Rise of the Jumbies
The second installment of the action-packed, fantasy-adventure series, The Jumbies.
Deep beneath the waves, a great enemy awakens . . .
Corinne LaMer defeated the wicked jumbie Severine months ago, but things haven’t exactly gone back to normal in her Caribbean island home. Everyone knows Corinne is half-jumbie, and many of her neighbors treat her with mistrust. When local children begin to go missing, snatched from the beach and vanishing into wells, suspicious eyes turn to Corinne.
To rescue the missing children and clear her own name, Corinne goes deep into the ocean to find Mama D’Leau, the dangerous jumbie who rules the sea. But Mama D’Leau’s help comes with a price. Corinne and her friends Dru, Bouki, and Malik must travel with mermaids across the ocean to fetch a powerful object for Mama D’Leau. The only thing more perilous than Corinne’s adventures across the sea is the jumbie that waits for her back home.

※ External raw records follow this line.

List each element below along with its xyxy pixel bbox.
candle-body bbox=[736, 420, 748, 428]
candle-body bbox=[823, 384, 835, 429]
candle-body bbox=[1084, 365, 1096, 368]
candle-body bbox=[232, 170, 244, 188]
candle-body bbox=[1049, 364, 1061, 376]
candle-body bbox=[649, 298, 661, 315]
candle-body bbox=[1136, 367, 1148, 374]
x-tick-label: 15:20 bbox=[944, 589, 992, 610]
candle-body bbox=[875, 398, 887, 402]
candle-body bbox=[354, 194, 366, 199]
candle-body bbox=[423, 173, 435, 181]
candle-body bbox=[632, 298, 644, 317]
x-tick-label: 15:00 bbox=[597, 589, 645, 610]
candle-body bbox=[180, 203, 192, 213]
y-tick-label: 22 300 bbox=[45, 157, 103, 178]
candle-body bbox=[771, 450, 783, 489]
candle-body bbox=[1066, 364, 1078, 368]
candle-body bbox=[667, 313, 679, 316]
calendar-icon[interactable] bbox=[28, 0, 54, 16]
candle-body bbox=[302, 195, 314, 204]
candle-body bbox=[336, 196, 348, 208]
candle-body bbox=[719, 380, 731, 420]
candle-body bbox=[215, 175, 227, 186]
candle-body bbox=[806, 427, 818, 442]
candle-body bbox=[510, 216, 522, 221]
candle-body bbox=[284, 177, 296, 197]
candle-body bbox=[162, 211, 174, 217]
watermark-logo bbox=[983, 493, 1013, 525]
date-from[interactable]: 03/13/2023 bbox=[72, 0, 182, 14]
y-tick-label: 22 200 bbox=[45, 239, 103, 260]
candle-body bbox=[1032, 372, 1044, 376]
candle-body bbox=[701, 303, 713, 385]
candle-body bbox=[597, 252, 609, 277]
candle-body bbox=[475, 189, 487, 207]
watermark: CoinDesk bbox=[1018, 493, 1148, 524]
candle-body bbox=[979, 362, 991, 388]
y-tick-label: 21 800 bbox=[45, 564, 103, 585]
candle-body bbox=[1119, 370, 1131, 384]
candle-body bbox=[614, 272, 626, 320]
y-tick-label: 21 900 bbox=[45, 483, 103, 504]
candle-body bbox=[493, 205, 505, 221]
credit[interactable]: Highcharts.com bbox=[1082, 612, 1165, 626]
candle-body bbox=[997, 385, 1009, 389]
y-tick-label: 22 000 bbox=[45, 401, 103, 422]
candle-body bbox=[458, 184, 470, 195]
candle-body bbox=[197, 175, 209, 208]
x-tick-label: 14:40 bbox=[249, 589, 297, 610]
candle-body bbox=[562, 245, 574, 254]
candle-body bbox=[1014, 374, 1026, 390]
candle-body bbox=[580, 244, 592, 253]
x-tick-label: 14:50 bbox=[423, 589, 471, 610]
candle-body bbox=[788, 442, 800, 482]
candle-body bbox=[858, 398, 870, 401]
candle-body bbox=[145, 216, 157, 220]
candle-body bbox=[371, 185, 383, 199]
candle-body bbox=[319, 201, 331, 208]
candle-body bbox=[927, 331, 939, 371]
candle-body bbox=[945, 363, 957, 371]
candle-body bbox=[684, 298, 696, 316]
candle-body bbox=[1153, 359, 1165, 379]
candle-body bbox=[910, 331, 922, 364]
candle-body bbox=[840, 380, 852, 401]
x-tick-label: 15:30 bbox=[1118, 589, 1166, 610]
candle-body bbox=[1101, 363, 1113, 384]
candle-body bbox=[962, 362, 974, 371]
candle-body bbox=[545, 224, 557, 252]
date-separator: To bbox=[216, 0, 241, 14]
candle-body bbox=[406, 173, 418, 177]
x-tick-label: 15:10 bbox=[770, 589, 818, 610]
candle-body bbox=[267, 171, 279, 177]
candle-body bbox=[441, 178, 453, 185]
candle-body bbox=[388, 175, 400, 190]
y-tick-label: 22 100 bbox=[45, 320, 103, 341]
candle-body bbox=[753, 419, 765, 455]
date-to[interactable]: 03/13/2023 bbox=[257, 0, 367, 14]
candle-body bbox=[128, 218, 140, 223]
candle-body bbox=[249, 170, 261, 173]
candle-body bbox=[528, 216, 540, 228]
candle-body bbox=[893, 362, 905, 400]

With action-packed storytelling and inventive twists on Caribbean and West African mythology and fairy tales, Rise of the Jumbies is a breathlessly exciting tale of courage and friendship.
Tracey Baptiste lived in Trinidad until she was fifteen; she grew up on jumbie stories and fairy tales. She is a former teacher who works as a writer and editor.
A Kirkus Reviews Best Book of 2017
A School Library Journal Best Book of 2017
“Read this book for the flavorful Caribbean setting. Read it for the fantastic mythology. Read it to meet one very brave girl. Read it if you like the thrill of a good scare. Read it to discover more about a shameful past hidden in the depths of the sea. That's a tall order for one middle grade book, but Baptiste delivers on all counts.”
—Reading Style Guide
“With an action-packed story, diverse characters, Rise of the Jumbies is an inventive twist on Caribbean and West African tales. This is a great book for summer reading that your middle schoolers will enjoy.”
—Successful Black Parenting
“Young readers are probably familiar with Greek myths, thanks to Rick Riordan, and other enduring European classics, so this series with twists on Caribbean (particularly Haitian and Trinidadian) and West African tales is a welcome change.”
“This highly enjoyable story captures the culture and the atmosphere of the small island community with beautiful descriptions and natural, flowing dialogue . . . a welcome addition to the juvenile menagerie of mythological creatures.”